Budgeting and Debt Management Apps
Some consumers may not be looking to obtain a new credit card or loan, but they still may find themselves in debt and unable to manage it on their own. For some people, this is the first time they’ve even had to deal with debt, and are in a state of panic because they don’t know what to do or how to get out of it. Some are even considering bankruptcy because they’ve amassed so much debt that they feel as there is no way out of it. Budgeting and debt management apps are the perfect solution because they take the pressure of trying to manage finances off the individual, providing them with different tactics to reduce monthly expenses and chip away at their debt little by little.
There are dozens of tools that can be included in a budgeting or debt management app. One popular tool is a monthly expense tracking system where the user inputs all their monthly bills and any other expenses. The software then suggests ways in which the user can reduce their spending, such as by eliminating unnecessary expenses like dining out or shopping, and how much they can expect to save by making these minor changes.
Another great tool is a debt repayment calculator. This tool works by analyzing the user’s total debt, broken down by credit card or loan, and suggesting which debts to pay off first to reduce the user’s interest payments and become debt free at a much faster rate than if they were to pay the minimum that is due each month. The tool might also suggest the user increase the amount they pay on certain cards or loans or that they make multiple small payments throughout the month to accelerate the payoff date.
If you are thinking about creating a budgeting or debt management app, it would be customary to focus on the target audience you want to appeal to and what features they are most likely to find relevant. However, because the pandemic has affected the workforce equally, regardless of age, it’s likely that everyone is looking for the same types of financial management tools to assist them during these trying times. Still, keep that in mind because your app may just as likely be downloaded by a 20-year-old as it would by a 60-year-old, try to keep the tools as simple and user-friendly as possible so that every user can easily navigate and understand them.
Cashback and Reward Apps
These days, everyone is looking for any opportunity to save money. Even if it’s just a few cents here and there, those small triumphs add up. For that reason, it’s no wonder why cashback and reward apps are one of the hottest FinTech trends during the pandemic.
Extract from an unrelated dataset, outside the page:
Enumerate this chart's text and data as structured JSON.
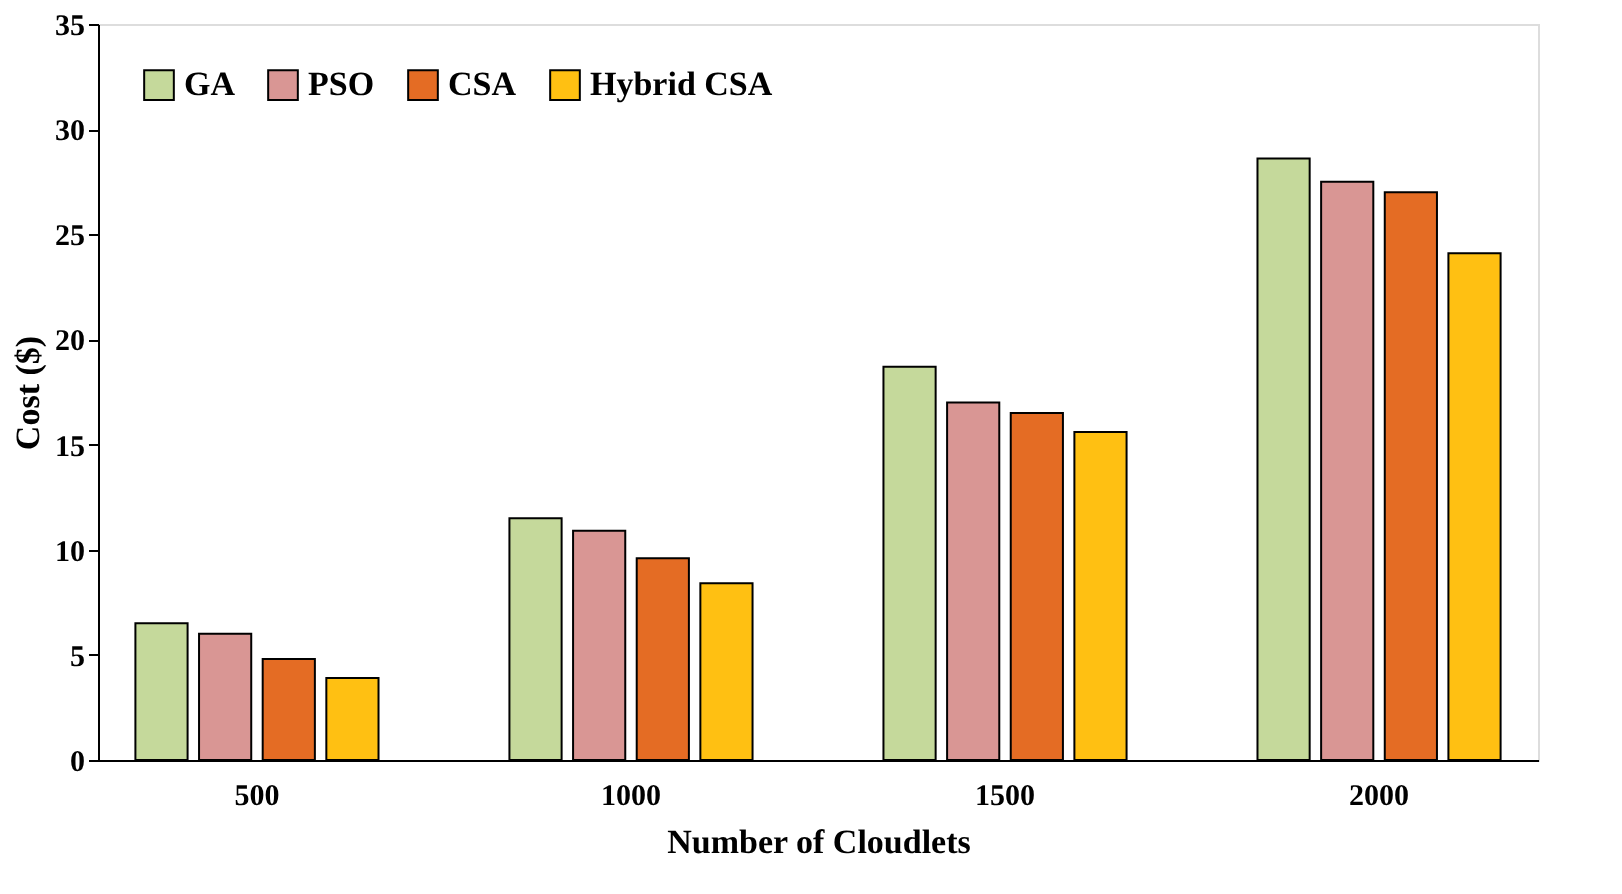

Apps like Ibotta, Checkout 51, RetailMeNot, and Coupons gather deals from some of the top stores where people shop and make them easily accessible from a single platform — no coupons needed. They also offer cashback opportunities that accrue the more the user purchases from those retailers either directly through the apps or by uploading a receipt from in-store purchases.
Beyond regular shopping, some of these apps also provide assistance with finding gasoline stations that offer the lowest prices and cashback rewards for those who choose to pump gas at the stations the apps suggest. Others also offer rewards for dining out or even for using a food delivery service. Some apps even offer rewards for hotel stays.
On average, users can earn a minimum of $20 per month with cashback and reward apps, but the amount can vary depending on how much and how often the user shops at the partner stores and restaurants affiliated with these apps. Additionally, many of these apps even provide bonuses for referring a friend.
If you are considering building a cashback or rewards app, consider including a mix of top franchises, like Target and Walmart, and local stores that are frequented by users in their respective areas. However, because these apps offer a mutual benefit for both the app creators and the businesses they partner with, it might also be a good idea to include some lesser-known stores to help them boost their business. In turn, those businesses might provide great reviews or even a commission as thanks for bringing them new clients.